"Smile Away..."


"When it rains, it pours."
This is what happens when you lose your benign streak and start getting toxic in your admissions and ward calls. I am from duty and my duty last night was perhaps the most toxic of all duties I ever had in my OB-GYNE rotation. Two C-sections, one in the glorious unforgiving early hours of the morning, and two Normal Spontaneous deliveries at the DR with still three more patients screaming in the labor room just across the hallway. Did I mention a bleeding patient whose face and palpebral conjunctivae already as white as paper? Oh yes, we have to do some D&C on her too. Luckily, she was a house case so I got to do the scraping. One of the NSDs was also a house case so for the first time after so many months, I got to do the delivery by myself, with my Junior Consultant being my first assist. I did the episiotomy and the repair, the whole enchalada! And I get to manage her post partum at the wards. One of the NSDs was a patient of my wife's OB. She was a DDR and she had to deliver the baby without her private OB. The head was already peeking and one snip on the perineum with the scissors and the baby's out!And the poor creature was already bathing in his own meconium! During the episiorhapphy, Dr. Gustilo (my wife's OB) and I had a little chit-chat. She asked about our son who is turning four this Saturday already.

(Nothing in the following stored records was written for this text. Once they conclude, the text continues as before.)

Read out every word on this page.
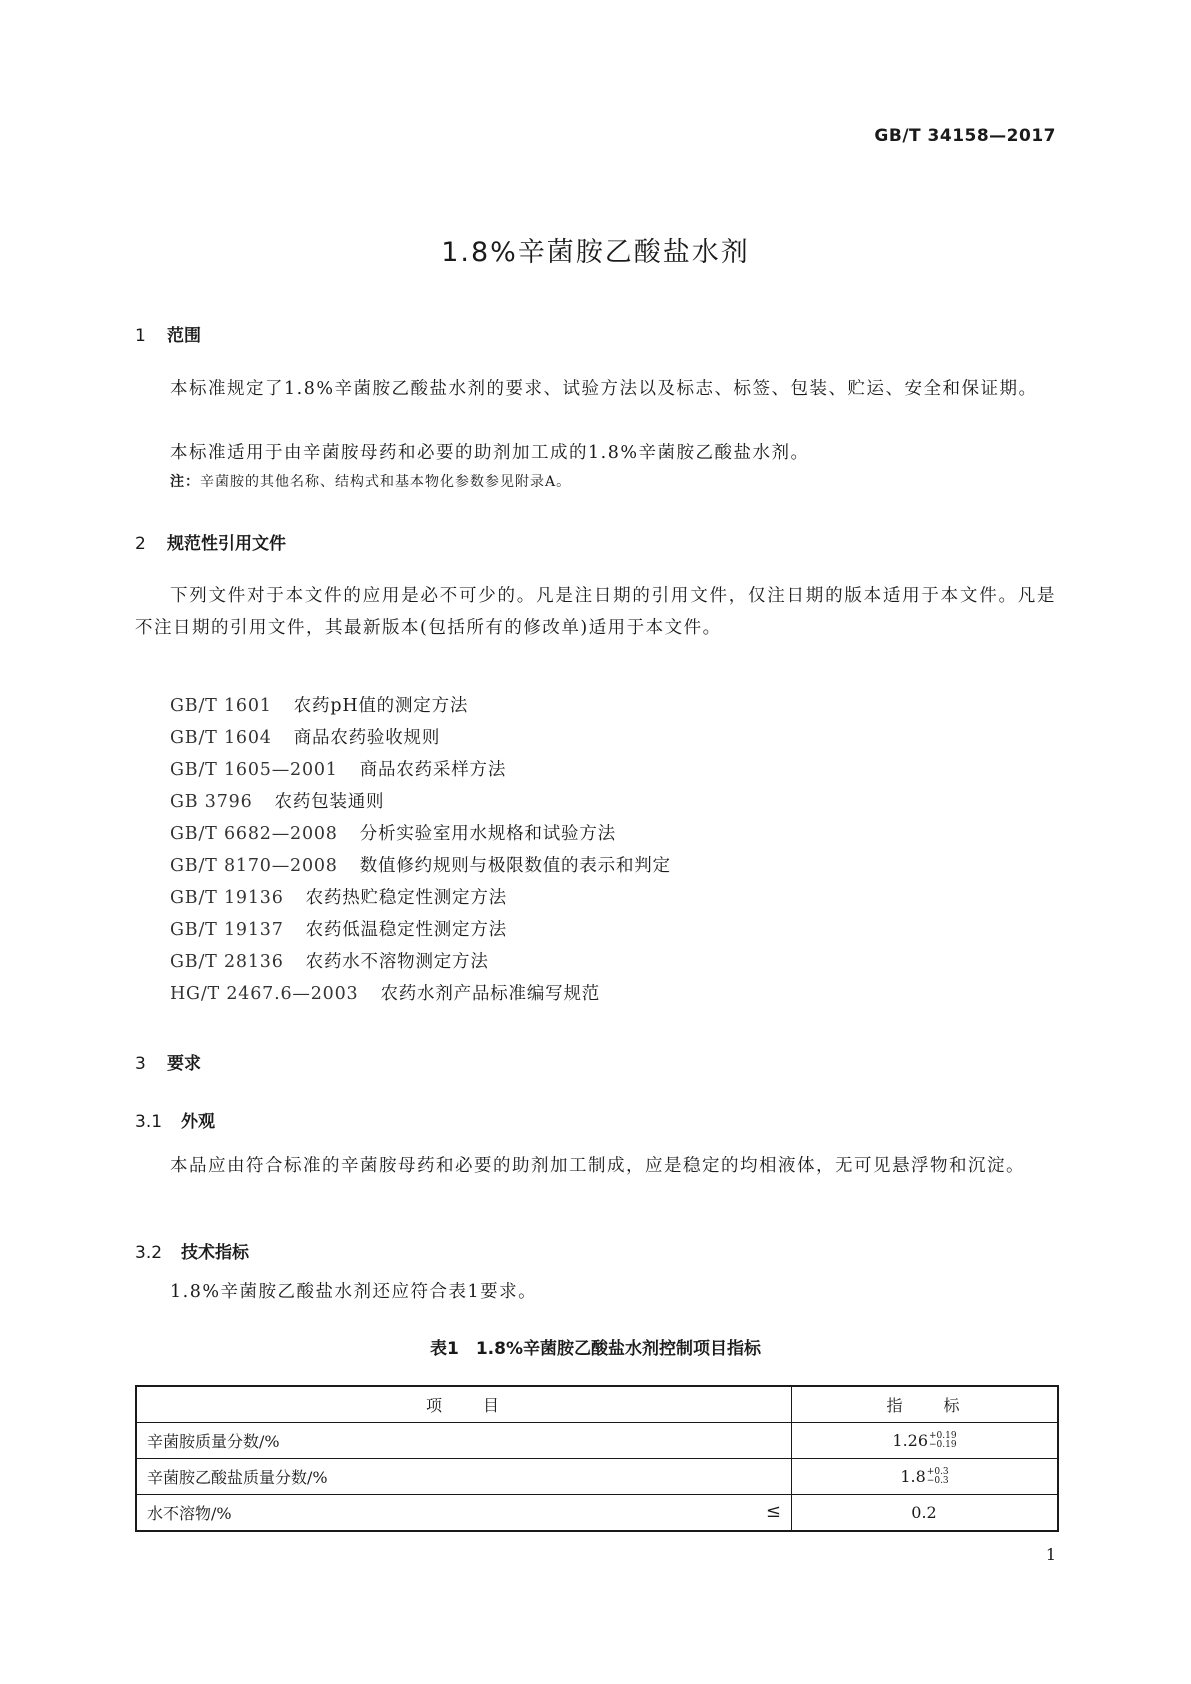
GB/T 34158—2017
1.8%辛菌胺乙酸盐水剂
1 范围
本标准规定了1.8%辛菌胺乙酸盐水剂的要求、试验方法以及标志、标签、包装、贮运、安全和保证期。
本标准适用于由辛菌胺母药和必要的助剂加工成的1.8%辛菌胺乙酸盐水剂。
注：辛菌胺的其他名称、结构式和基本物化参数参见附录A。
2 规范性引用文件
下列文件对于本文件的应用是必不可少的。凡是注日期的引用文件，仅注日期的版本适用于本文件。凡是不注日期的引用文件，其最新版本(包括所有的修改单)适用于本文件。
GB/T 1601 农药pH值的测定方法
GB/T 1604 商品农药验收规则
GB/T 1605—2001 商品农药采样方法
GB 3796 农药包装通则
GB/T 6682—2008 分析实验室用水规格和试验方法
GB/T 8170—2008 数值修约规则与极限数值的表示和判定
GB/T 19136 农药热贮稳定性测定方法
GB/T 19137 农药低温稳定性测定方法
GB/T 28136 农药水不溶物测定方法
HG/T 2467.6—2003 农药水剂产品标准编写规范
3 要求
3.1 外观
本品应由符合标准的辛菌胺母药和必要的助剂加工制成，应是稳定的均相液体，无可见悬浮物和沉淀。
3.2 技术指标
1.8%辛菌胺乙酸盐水剂还应符合表1要求。
表1　1.8%辛菌胺乙酸盐水剂控制项目指标
项　　目	指　　标
辛菌胺质量分数/%	1.26 +0.19
−0.19

辛菌胺乙酸盐质量分数/%	1.8 +0.3
−0.3

水不溶物/% ≤	0.2
1
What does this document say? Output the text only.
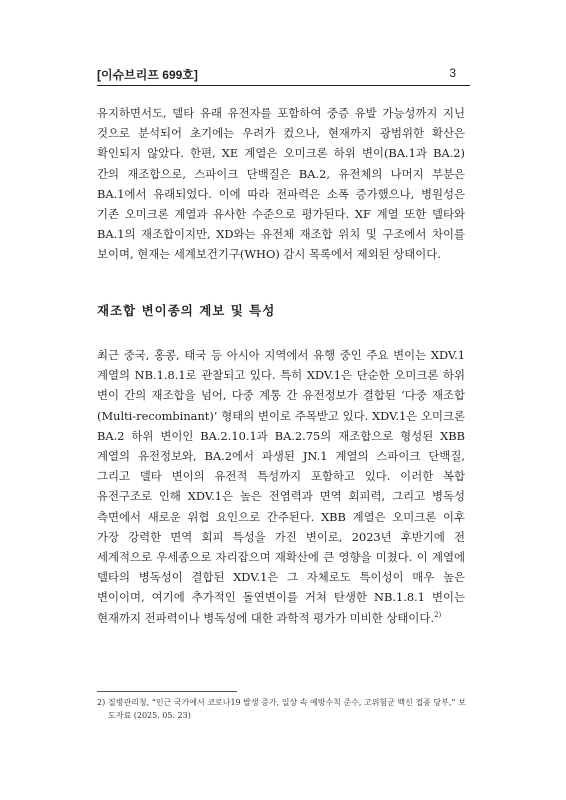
[이슈브리프 699호]	3

유지하면서도, 델타 유래 유전자를 포함하여 중증 유발 가능성까지 지닌 것으로 분석되어 초기에는 우려가 컸으나, 현재까지 광범위한 확산은 확인되지 않았다. 한편, XE 계열은 오미크론 하위 변이(BA.1과 BA.2) 간의 재조합으로, 스파이크 단백질은 BA.2, 유전체의 나머지 부분은 BA.1에서 유래되었다. 이에 따라 전파력은 소폭 증가했으나, 병원성은 기존 오미크론 계열과 유사한 수준으로 평가된다. XF 계열 또한 델타와 BA.1의 재조합이지만, XD와는 유전체 재조합 위치 및 구조에서 차이를 보이며, 현재는 세계보건기구(WHO) 감시 목록에서 제외된 상태이다.

재조합 변이종의 계보 및 특성

최근 중국, 홍콩, 태국 등 아시아 지역에서 유행 중인 주요 변이는 XDV.1 계열의 NB.1.8.1로 관찰되고 있다. 특히 XDV.1은 단순한 오미크론 하위 변이 간의 재조합을 넘어, 다중 계통 간 유전정보가 결합된 ‘다중 재조합(Multi-recombinant)’ 형태의 변이로 주목받고 있다. XDV.1은 오미크론 BA.2 하위 변이인 BA.2.10.1과 BA.2.75의 재조합으로 형성된 XBB 계열의 유전정보와, BA.2에서 파생된 JN.1 계열의 스파이크 단백질, 그리고 델타 변이의 유전적 특성까지 포함하고 있다. 이러한 복합 유전구조로 인해 XDV.1은 높은 전염력과 면역 회피력, 그리고 병독성 측면에서 새로운 위협 요인으로 간주된다. XBB 계열은 오미크론 이후 가장 강력한 면역 회피 특성을 가진 변이로, 2023년 후반기에 전 세계적으로 우세종으로 자리잡으며 재확산에 큰 영향을 미쳤다. 이 계열에 델타의 병독성이 결합된 XDV.1은 그 자체로도 특이성이 매우 높은 변이이며, 여기에 추가적인 돌연변이를 거쳐 탄생한 NB.1.8.1 변이는 현재까지 전파력이나 병독성에 대한 과학적 평가가 미비한 상태이다.$^{2)}$

2) 질병관리청, “인근 국가에서 코로나19 발생 증가, 일상 속 예방수칙 준수, 고위험군 백신 접종 당부,” 보도자료 (2025. 05. 23)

The entire 24 hour shift was toxic and the ward calls were not merciful either. But I was enjoying every moment of it. One nurse asked me, "Doc, why are you still smiling?" Because, I couldn't help it. A smile always makes one's day no matter what has happened or is happening or is about to happen. Like flu, smile is contagious and once you flash that smile on a patient, his or her day is complete. I sometimes think that a smile can have as much therapeutic effect as with penicillin. If it does, then it is mandatory for all physicians and health care workers to smile, to flash those pearly white teeth and spread the happy virus.